I know that Doug is probably feeling the effects of our son leaving more than I, because now he is the only male left in the house. In addition to his pre-menopausal wife and teenage daughters, he also has a female dog and two female cats.
My challenge now is to find ways for him to build that testosterone level through sports, nights out with the boys and good old competition.
Our son leaving is affecting me also, but I have no regrets. I have done a very good job at being his mother and feel proud that he has grown up to be an independent, intelligent and caring young man. All the sacrifices have been well worth it.
Talk to me later though, when I have to send my twin girls away in a few years. I hope that I will be able to let them leave home just as easily!
Thinking about all of this takes me back to a conversation Doug and I had early on after my discovery of his emotional affair. I told him how upset, hurt and angry I was that at this stage of our lives he would decide to find someone else that he thought was better than me to live the rest of his life with. I was finally seeing the light at the end of the tunnel and could start being “me” again, instead of “mom,” and he wanted to jump off the boat for someone else!
Doug was confused about this. I think he couldn’t understand that I was still Linda.

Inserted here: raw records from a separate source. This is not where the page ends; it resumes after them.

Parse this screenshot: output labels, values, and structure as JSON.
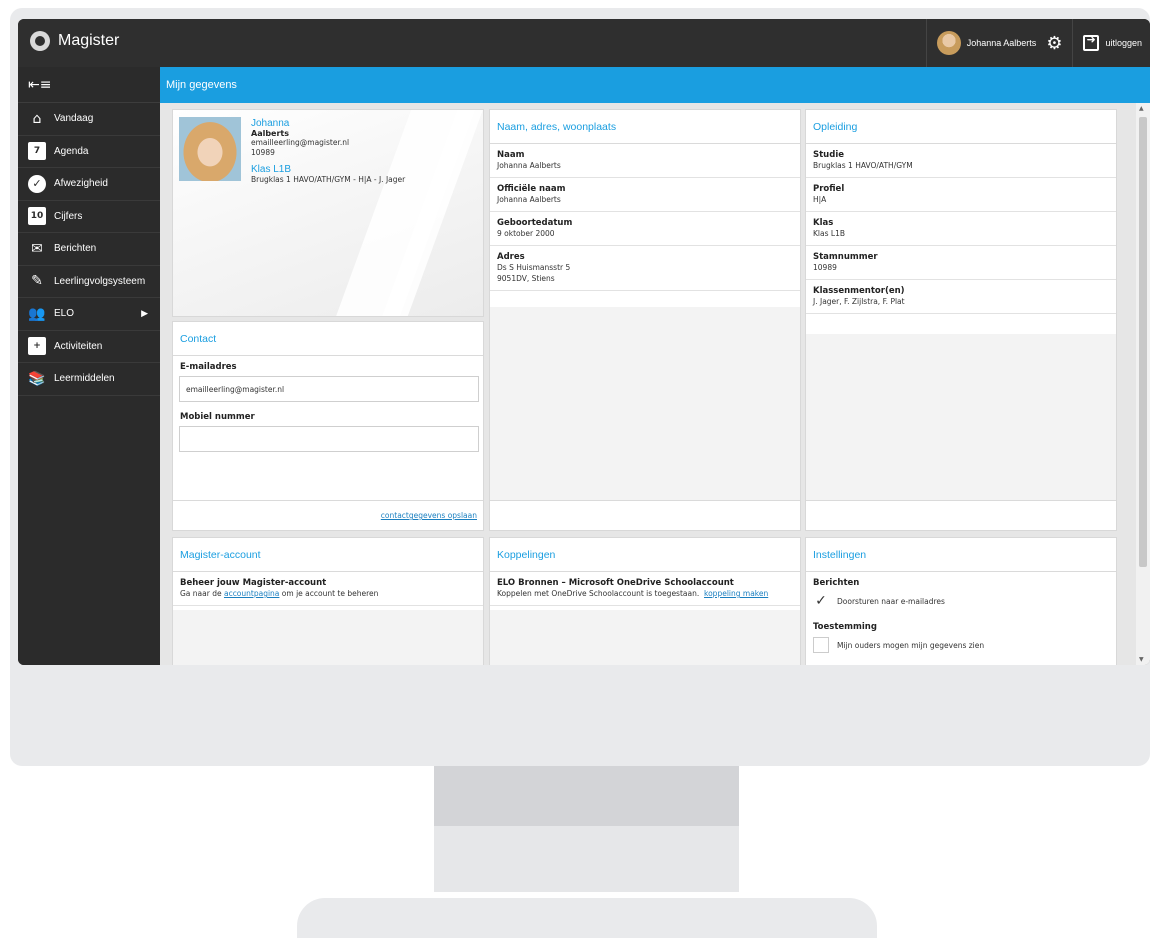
{
  "app": {
    "name": "Magister"
  },
  "topbar": {
    "user_name": "Johanna Aalberts",
    "logout_label": "uitloggen"
  },
  "sidebar": {
    "collapse_icon": "collapse-menu-icon",
    "items": [
      {
        "label": "Vandaag",
        "icon": "home-icon"
      },
      {
        "label": "Agenda",
        "icon": "calendar-icon",
        "icon_text": "7"
      },
      {
        "label": "Afwezigheid",
        "icon": "check-icon"
      },
      {
        "label": "Cijfers",
        "icon": "grade-icon",
        "icon_text": "10"
      },
      {
        "label": "Berichten",
        "icon": "envelope-icon"
      },
      {
        "label": "Leerlingvolgsysteem",
        "icon": "notebook-icon"
      },
      {
        "label": "ELO",
        "icon": "group-icon"
      },
      {
        "label": "Activiteiten",
        "icon": "calendar-plus-icon"
      },
      {
        "label": "Leermiddelen",
        "icon": "books-icon"
      }
    ]
  },
  "page": {
    "title": "Mijn gegevens"
  },
  "profile": {
    "first_name": "Johanna",
    "last_name": "Aalberts",
    "email": "emailleerling@magister.nl",
    "student_number": "10989",
    "klas": "Klas L1B",
    "klas_detail": "Brugklas 1 HAVO/ATH/GYM - H|A - J. Jager"
  },
  "contact": {
    "title": "Contact",
    "email_label": "E-mailadres",
    "email_value": "emailleerling@magister.nl",
    "mobile_label": "Mobiel nummer",
    "mobile_value": "",
    "save_link": "contactgegevens opslaan"
  },
  "naam_panel": {
    "title": "Naam, adres, woonplaats",
    "rows": [
      {
        "label": "Naam",
        "lines": [
          "Johanna Aalberts"
        ]
      },
      {
        "label": "Officiële naam",
        "lines": [
          "Johanna Aalberts"
        ]
      },
      {
        "label": "Geboortedatum",
        "lines": [
          "9 oktober 2000"
        ]
      },
      {
        "label": "Adres",
        "lines": [
          "Ds S Huismansstr 5",
          "9051DV, Stiens"
        ]
      }
    ]
  },
  "opleiding_panel": {
    "title": "Opleiding",
    "rows": [
      {
        "label": "Studie",
        "lines": [
          "Brugklas 1 HAVO/ATH/GYM"
        ]
      },
      {
        "label": "Profiel",
        "lines": [
          "H|A"
        ]
      },
      {
        "label": "Klas",
        "lines": [
          "Klas L1B"
        ]
      },
      {
        "label": "Stamnummer",
        "lines": [
          "10989"
        ]
      },
      {
        "label": "Klassenmentor(en)",
        "lines": [
          "J. Jager,  F. Zijlstra,  F. Plat"
        ]
      }
    ]
  },
  "account_panel": {
    "title": "Magister-account",
    "heading": "Beheer jouw Magister-account",
    "text_before": "Ga naar de ",
    "link": "accountpagina",
    "text_after": " om je account te beheren"
  },
  "koppel_panel": {
    "title": "Koppelingen",
    "heading": "ELO Bronnen – Microsoft OneDrive Schoolaccount",
    "text": "Koppelen met OneDrive Schoolaccount is toegestaan.",
    "link": "koppeling maken"
  },
  "instel_panel": {
    "title": "Instellingen",
    "berichten_label": "Berichten",
    "forward_label": "Doorsturen naar e-mailadres",
    "forward_checked": true,
    "toestemming_label": "Toestemming",
    "parents_label": "Mijn ouders mogen mijn gegevens zien",
    "parents_checked": false
  },
  "colors": {
    "accent": "#1a9ee0",
    "sidebar": "#2b2b2b",
    "topbar": "#2f2f2f"
  }
}
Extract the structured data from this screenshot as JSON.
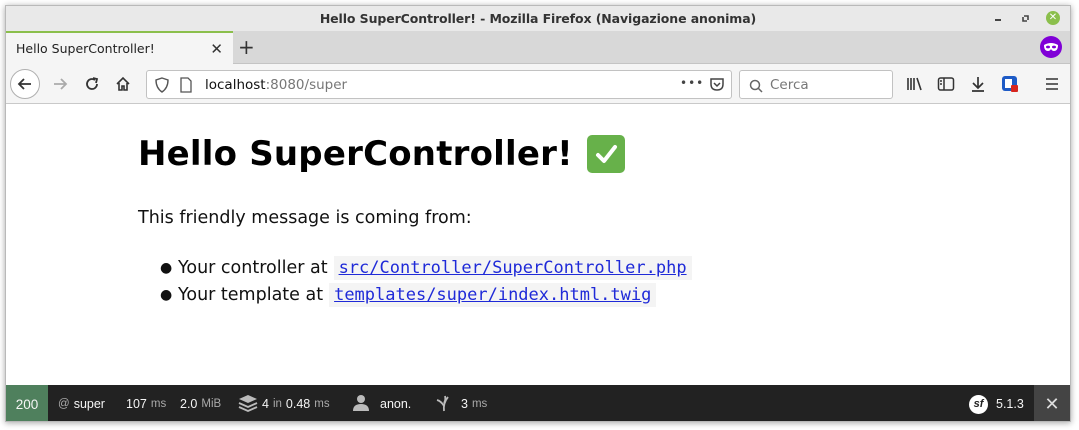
{
  "window": {
    "title": "Hello SuperController! - Mozilla Firefox (Navigazione anonima)"
  },
  "tab": {
    "title": "Hello SuperController!",
    "close_label": "✕",
    "new_tab_label": "+"
  },
  "navbar": {
    "url_host": "localhost",
    "url_rest": ":8080/super",
    "page_actions_label": "•••",
    "search_placeholder": "Cerca"
  },
  "page": {
    "heading": "Hello SuperController!",
    "intro": "This friendly message is coming from:",
    "items": [
      {
        "label": "Your controller at",
        "code": "src/Controller/SuperController.php"
      },
      {
        "label": "Your template at",
        "code": "templates/super/index.html.twig"
      }
    ]
  },
  "toolbar": {
    "status": "200",
    "route_at": "@",
    "route": "super",
    "time_value": "107",
    "time_unit": "ms",
    "memory_value": "2.0",
    "memory_unit": "MiB",
    "cache_count": "4",
    "cache_in": "in",
    "cache_time": "0.48",
    "cache_unit": "ms",
    "user": "anon.",
    "twig_time": "3",
    "twig_unit": "ms",
    "version": "5.1.3",
    "close_label": "✕",
    "logo_text": "sf"
  },
  "colors": {
    "status_ok": "#4f805d",
    "tab_accent": "#8bbf4c",
    "private_purple": "#8000d7",
    "link_blue": "#1f2ad8",
    "check_green": "#67b14a"
  },
  "icons": [
    "minimize-icon",
    "maximize-icon",
    "close-icon",
    "private-browsing-icon",
    "back-icon",
    "forward-icon",
    "reload-icon",
    "home-icon",
    "shield-icon",
    "page-icon",
    "pocket-icon",
    "search-icon",
    "library-icon",
    "sidebar-icon",
    "download-icon",
    "extension-icon",
    "menu-icon",
    "check-mark-icon",
    "layers-icon",
    "user-icon",
    "twig-icon",
    "symfony-icon"
  ]
}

I was still the person he had married, but I had to give some of “me” up to be a good mom. I think he believed that I had forever lost all my free spiritedness, my craziness and was becoming a boring stick in the mud. Not exactly the girl he married.

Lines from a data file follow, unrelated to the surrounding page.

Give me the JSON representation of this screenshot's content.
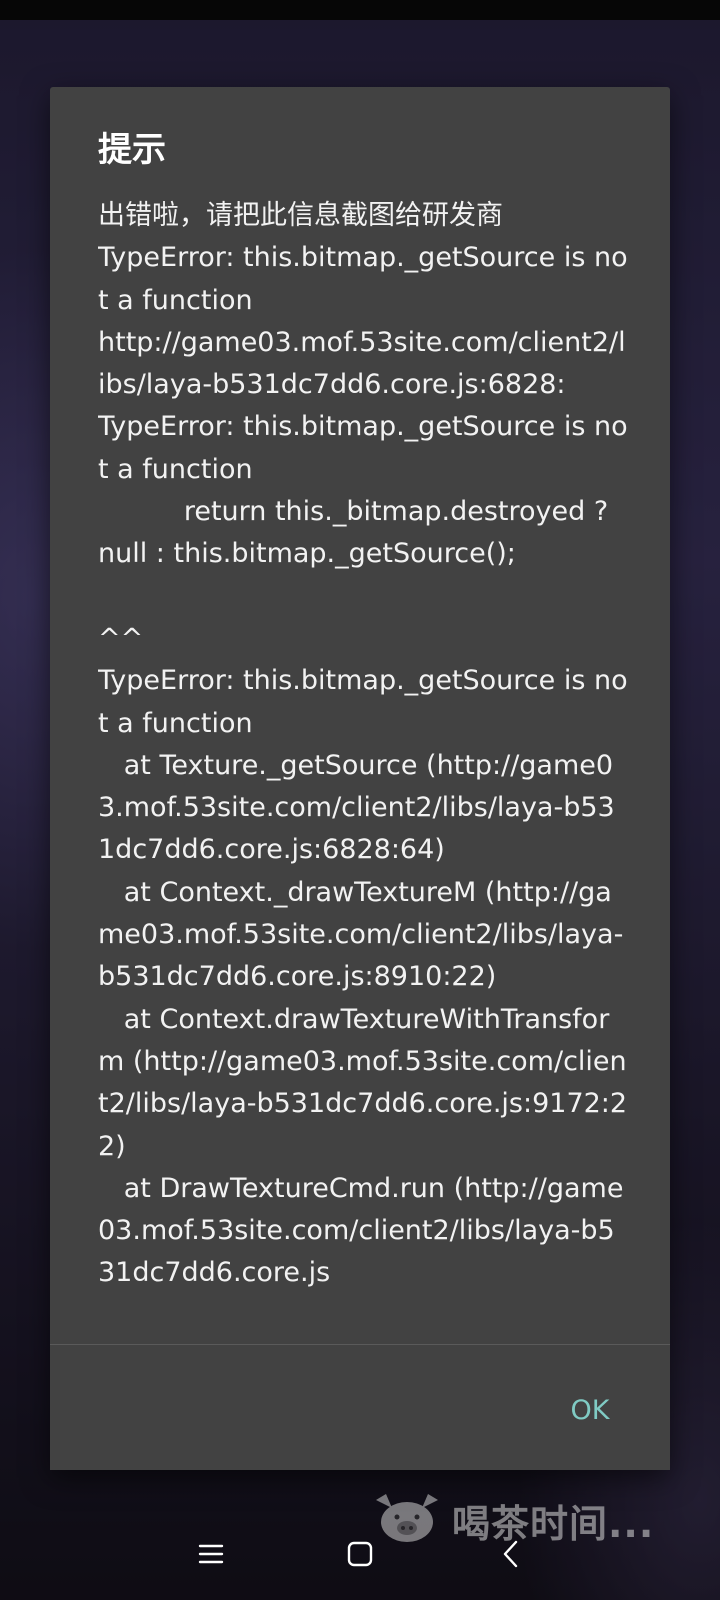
{
  "dialog": {
    "title": "提示",
    "message": "出错啦，请把此信息截图给研发商\nTypeError: this.bitmap._getSource is not a function\nhttp://game03.mof.53site.com/client2/libs/laya-b531dc7dd6.core.js:6828:\nTypeError: this.bitmap._getSource is not a function\n          return this._bitmap.destroyed ? null : this.bitmap._getSource();\n\n^^\nTypeError: this.bitmap._getSource is not a function\n   at Texture._getSource (http://game03.mof.53site.com/client2/libs/laya-b531dc7dd6.core.js:6828:64)\n   at Context._drawTextureM (http://game03.mof.53site.com/client2/libs/laya-b531dc7dd6.core.js:8910:22)\n   at Context.drawTextureWithTransform (http://game03.mof.53site.com/client2/libs/laya-b531dc7dd6.core.js:9172:22)\n   at DrawTextureCmd.run (http://game03.mof.53site.com/client2/libs/laya-b531dc7dd6.core.js",
    "ok_label": "OK"
  },
  "watermark": {
    "text": "喝茶时间...",
    "icon": "pig-logo-icon"
  },
  "navbar": {
    "icons": [
      "menu-icon",
      "home-icon",
      "back-icon"
    ]
  },
  "colors": {
    "dialog_bg": "#424242",
    "accent": "#80cbc4",
    "text": "#f2f2f2"
  }
}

He didn’t understand that as the years progressed and we had more and more responsibility in our lives, that I had to let most of that part of me go. I learned early on that I couldn’t stay up all night partying and get up to tend to a baby. It is called taking responsibility as a mother, and I believe as a result, most mothers tend to change and grow in different ways than most men do. But that’s a whole other subject!
He was also skeptical that I really wanted to be that “Linda” again. I think that shows how little men understand women.
I believe most of us moms have given more to our children than we ever imagined we would, yet enjoyed every minute of it. However, when we look ahead we want to begin to pay more attention to ourselves and try to get back some of the person we had lost long ago.
Maybe if men realized that there was light at the end of the tunnel and that eventually they will get back that woman they fell in love with, then they wouldn’t go looking somewhere else.
I know I made mistakes and lost way too much of myself in the process, but I felt I didn’t have a choice.
In my job as a teacher, I have seen way too many children feel the harmful effects of neglectful parents, and I didn’t want to be that kind of mother. Maybe I did go overboard, but as I said, I have no regrets. I feel I have done the best job a mother could (unfortunately at the price of my marriage) and am very proud of myself and my kids.
If given the opportunity to do it all over again, there are certainly things I could do differently as a wife, but as a mother, I doubt I would change anything.
Doug and I always put our children first. It’s just the way we are and it was sort of an unwritten decision we made long ago. I feel that we are lucky because our children love being with us as we have many of the same interests. Just because they leave the nest doesn’t mean they will be gone forever. When a parent puts that much into their children’s lives the rewards will last a lifetime.
So what does all this talk have to do with a marital affair?
I believe one lesson learned from Doug’s emotional affair is the importance of paying close attention to transitions and milestones in our lives.
A couple of months prior to Doug’s affair our son got his driver’s license, which doesn’t sound like a big deal, but it changed everything between Doug and his son. Previous to that, Doug would run our son everywhere, or our son would be at home where the two of them would spend time together playing catch, goofing around or watching their silly TV shows.
After our son began to drive he was rarely at home and I believe Doug became bored and lonely. I was so busy with the girls I failed to notice. Unfortunately, someone else did and the affair began to fill the void that Doug was experiencing.
With our son away at college, Doug says he is fine, but I want to make sure that I am there for him. Just like how he will have to be there for me in the next few years when our daughters begin to leave the nest.
Sometimes our lives are filled with so much stress and running around that we fail to be conscious of problems that may be effecting our spouses, which makes it that much more important to communicate effectively and spend quality time alone together.